These just showed up at my grocery store in America. I was watching a replay of Glastonbury 2024 and someone had a flag “Jaffa Cakes Are Biscuits.” Whats the controversy?
by AgentNose

These just showed up at my grocery store in America. I was watching a replay of Glastonbury 2024 and someone had a flag “Jaffa Cakes Are Biscuits.” Whats the controversy?
by AgentNose
7 comments
Cakes are exempt from Value Added Tax (VAT) at 20%
Biscuits are not.
McVities the maker or Jaffa Cakes (the branded ones) went to court after HMRC tried to add VAT to Jaffa cakes.
They stated in court that cakes get hard when going off and biscuits get soft when going off.
They also made a giant Jaffa cake to prove it was a cake.
Jaffa cakes are therefore able to be sold without VAT and appear cheaper to consumers meaning they snag more market share.
EDIT: u/WelshBathBoy has informed me correctly that non chocolate biscuits do not have VAT, but chocolate (covered not flavoured) biscuits do. Thanks pal!
There are some complex tax laws regarding cakes, biscuits and chocolate-covered biscuits, where luxuries are taxed more.
There was a long-running court case and one of the arguments made was that biscuits go soft when they go bad and cakes go hard.
They are cakes.
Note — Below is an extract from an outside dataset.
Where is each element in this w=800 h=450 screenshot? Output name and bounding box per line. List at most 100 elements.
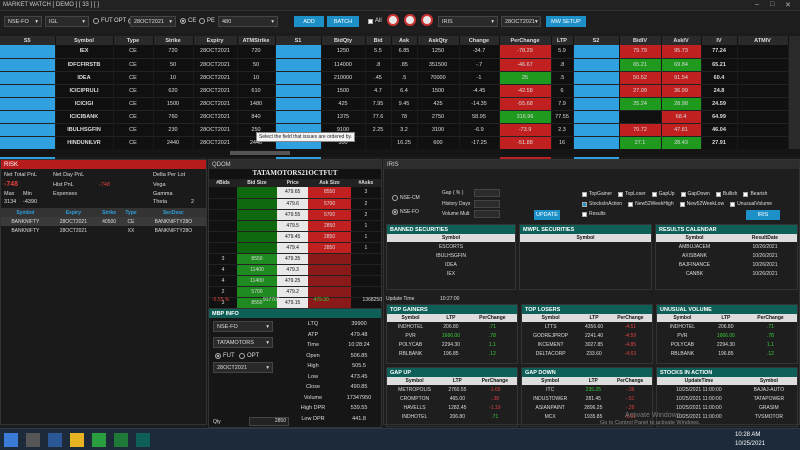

If they were sold as biscuits they would be subject to “Biscuit Tax”. Cakes are 0% VAT. Whereas Biscuits have VAT attached. This means Jaffa cakes maintain a lower price point than a comparable biscuit.
It’s the difference between what constitutes a ’cake’ and a ‘biscuit’.
The flag is siding with the argument that they should be called Jaffa biscuits.
My approach is that they harden when they go stale, which is what cakes do- biscuits tend to go soft when they become stale. I’m a cakist.
I’m sure there is also some classification that is tax related, but can’t remember how that affected the discourse.
You could be opening a can of worms here, just be warned.
British people get to the age of about 25 and pick random things such as this and make it their entire personality.
Other examples- liking marmite. Not being able to function without a Cup of tea, the harry Potter house they got assigned to at the age of 14 after doing a buzz feed quiz, love island, gregs, McDonalds chicken nuggets, and the Chinese takeaway they use.
With food in the UK, some of it has tax on it, some of it doesn’t.
The very layman’s way of describing it is:
Essential food is tax-free.
Luxury food is taxed.
Examples of some essential foods with 0 tax are of course: tea, coffee, milk, bread, raw meat and fish etc. But of course, this is the UK, and we like things *with* our essential tea and coffee… that also includes biscuits and cakes.
**However.**
Nothing says pure filthy indulgence and luxury like covering yourself in chocolate, does it?
So the law is that any biscuit is partly or wholly *covered* in chocolate, which is a luxury, and there is taxed – currently whacking on 20%. (And for biscuit fans, it does have to be on the *outside*, unlike, say, a Bourbon, which is tax-free as that’s on the inside…)
“But what about cakes covered in chocolate?” I hear you cry!
Nope. They’re still essential in the eyes of the tax man.
Why?
WHO KNOWS. CHOCOLATE CAKE IS LIFE THOUGH.
“But they’re called Jaffa **Cakes** so what’s the problem?” I further hear you cry!
Well, the taxman in the early 90s, named at the time Her Majesty’s Customs & Excise, took a fancy to Jaffa Cakes because of a caveat “a biscuit is standard-rated if wholly or partly covered in chocolate or some product similar in taste and appearance.”. So you might call it a cake, but is it actually a biscuit? It’s the size of a biscuit. It’s the shape of a biscuit. It’s the thickness of a biscuit. But is it a biscuit?
They took the manufacturer, McVities, to tribunal over the fact they believed it was a biscuit, and therefore, they have to cough up some tax.
And what did it come down to?
Well, essentially what every British person knows and trained in from birth: When biscuits go stale, they go soft and soggy. When a cake does stale, it’s goes hard.
And Jaffa Cakes?
They go hard.
Customs & Excise lost the case, but the UK, being a totally unserious country, lapped up the ridiculousness, and the story has been a GCSE coursework case study in Business Studies ever since.
So the flag at Glastonbury was just bants.
Got them on telly didn’t it?
The controversy is that jaffa cakes are actually classified as cakes, but they are sold in the biscuit aisle of every shop and supermarket.
Hence why many people still say that jaffa cakes are biscuits, even though technically they are cakes.
Someone else in this thread has already explained how and why they are cakes. Regardless of the VAT argument.
You’ll read so many comments about the legal case and the VAT argument etc. But most of that is irrelevant when it comes down to ‘why is it controversial’. it’s only controversial to many because like I said, they are sold in the biscuit aisles.